Gonsalves, who has been part of CARICOM for 19 years, promised that he will use his six-month term as chairman to deal with the deleterious effects that climate change is having on the socio-economic future of the region. The new chairman said smaller islands in the region like St. Vincent and the Grenadines, St. Lucia, and Dominica are now dealing with a battered infrastructure due to severe weather in late 2019, and not enough has been done to help the islands rebuild.
Gonsalves’ new role will also test whether or not he is deserving of a fifth term as president of St. Vincent and the Grenadines, as the end of his term as chairman will coincide with the next general elections to be held in the nation, which must be held by December.
“Comrade Ralph,” as he is affectionately called by his supporters first became involved in politics as a UWI student, while completing his degree in economics at the Mona campus of the University of the West Indies. As president of the University of West Indies’ Guild of Undergraduates, he led a student protest of the deportation of historian and intellectual Walter Rodney by the Jamaican government led by former Prime Minister Hugh Shearer in 1968.
He later returned to the UWI-Mona to earn a master’s degree in government, which he completed in 1971. In 1974, he completed a Ph.D., also in government at the University of Manchester. Subsequently, he turned to the study of law and was later called to the bar at Gray’s Inn in London in 1981.
Following the end of his academic career in England, he returned to the island to practice law. Before becoming prime minister, Gonsalves practiced law extensively and successfully before the Eastern Caribbean Supreme Court in a wide range of matters, but particularly in the fields of constitutional law, criminal law, administrative law, matrimonial law, real property law, law of tort generally and the law of contract.
In 1994, he became the Deputy Political Leader of the Unity Labor Party (ULP). The ULP was a merger of the St. Vincent and the Grenadines Labor Party and the Movement for National Unity (MNU). After the resignation of Vincent Beache, Gonsalves became the leader of the party in 1998 and led the party to victory in the General Elections held in 2001.

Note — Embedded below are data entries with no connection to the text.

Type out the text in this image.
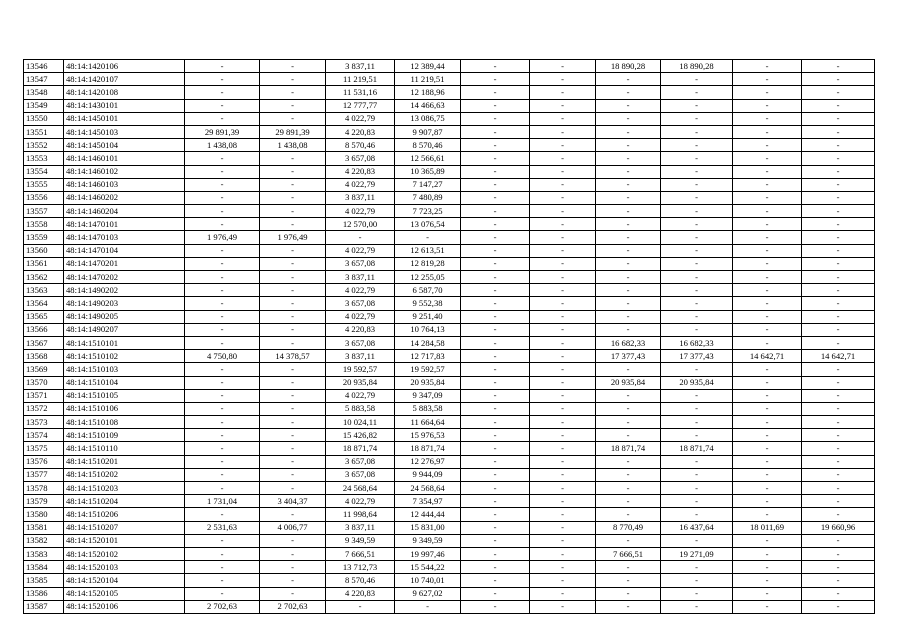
13546	48:14:1420106	-	-	3 837,11	12 389,44	-	-	18 890,28	18 890,28	-	-
13547	48:14:1420107	-	-	11 219,51	11 219,51	-	-	-	-	-	-
13548	48:14:1420108	-	-	11 531,16	12 188,96	-	-	-	-	-	-
13549	48:14:1430101	-	-	12 777,77	14 466,63	-	-	-	-	-	-
13550	48:14:1450101	-	-	4 022,79	13 086,75	-	-	-	-	-	-
13551	48:14:1450103	29 891,39	29 891,39	4 220,83	9 907,87	-	-	-	-	-	-
13552	48:14:1450104	1 438,08	1 438,08	8 570,46	8 570,46	-	-	-	-	-	-
13553	48:14:1460101	-	-	3 657,08	12 566,61	-	-	-	-	-	-
13554	48:14:1460102	-	-	4 220,83	10 365,89	-	-	-	-	-	-
13555	48:14:1460103	-	-	4 022,79	7 147,27	-	-	-	-	-	-
13556	48:14:1460202	-	-	3 837,11	7 480,89	-	-	-	-	-	-
13557	48:14:1460204	-	-	4 022,79	7 723,25	-	-	-	-	-	-
13558	48:14:1470101	-	-	12 570,00	13 076,54	-	-	-	-	-	-
13559	48:14:1470103	1 976,49	1 976,49	-	-	-	-	-	-	-	-
13560	48:14:1470104	-	-	4 022,79	12 613,51	-	-	-	-	-	-
13561	48:14:1470201	-	-	3 657,08	12 819,28	-	-	-	-	-	-
13562	48:14:1470202	-	-	3 837,11	12 255,05	-	-	-	-	-	-
13563	48:14:1490202	-	-	4 022,79	6 587,70	-	-	-	-	-	-
13564	48:14:1490203	-	-	3 657,08	9 552,38	-	-	-	-	-	-
13565	48:14:1490205	-	-	4 022,79	9 251,40	-	-	-	-	-	-
13566	48:14:1490207	-	-	4 220,83	10 764,13	-	-	-	-	-	-
13567	48:14:1510101	-	-	3 657,08	14 284,58	-	-	16 682,33	16 682,33	-	-
13568	48:14:1510102	4 750,80	14 378,57	3 837,11	12 717,83	-	-	17 377,43	17 377,43	14 642,71	14 642,71
13569	48:14:1510103	-	-	19 592,57	19 592,57	-	-	-	-	-	-
13570	48:14:1510104	-	-	20 935,84	20 935,84	-	-	20 935,84	20 935,84	-	-
13571	48:14:1510105	-	-	4 022,79	9 347,09	-	-	-	-	-	-
13572	48:14:1510106	-	-	5 883,58	5 883,58	-	-	-	-	-	-
13573	48:14:1510108	-	-	10 024,11	11 664,64	-	-	-	-	-	-
13574	48:14:1510109	-	-	15 426,82	15 976,53	-	-	-	-	-	-
13575	48:14:1510110	-	-	18 871,74	18 871,74	-	-	18 871,74	18 871,74	-	-
13576	48:14:1510201	-	-	3 657,08	12 276,97	-	-	-	-	-	-
13577	48:14:1510202	-	-	3 657,08	9 944,09	-	-	-	-	-	-
13578	48:14:1510203	-	-	24 568,64	24 568,64	-	-	-	-	-	-
13579	48:14:1510204	1 731,04	3 404,37	4 022,79	7 354,97	-	-	-	-	-	-
13580	48:14:1510206	-	-	11 998,64	12 444,44	-	-	-	-	-	-
13581	48:14:1510207	2 531,63	4 006,77	3 837,11	15 831,00	-	-	8 770,49	16 437,64	18 011,69	19 660,96
13582	48:14:1520101	-	-	9 349,59	9 349,59	-	-	-	-	-	-
13583	48:14:1520102	-	-	7 666,51	19 997,46	-	-	7 666,51	19 271,09	-	-
13584	48:14:1520103	-	-	13 712,73	15 544,22	-	-	-	-	-	-
13585	48:14:1520104	-	-	8 570,46	10 740,01	-	-	-	-	-	-
13586	48:14:1520105	-	-	4 220,83	9 627,02	-	-	-	-	-	-
13587	48:14:1520106	2 702,63	2 702,63	-	-	-	-	-	-	-	-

He has remained a popular prime minister of St. Vincent and the Grenadines since then, winning other general elections held in 2005, 2010, and 2015. Now in his fourth term and 19th year in office, Gonsalves has been the longest continuously serving head of government since the island became independent in 1979. Gonsalves has also been Member of Parliament (MP) for the constituency of North Central Windward since 1994.
Gonzalves is currently married to his second wife Eloise Harris. He has two sons by his first marriage, Camillo and Adam; one son by his second wife, Storm; and two daughters, Isis and Soleil. In 2015, Camillo was elected as a Member of Parliament and currently serves in his father’s Cabinet.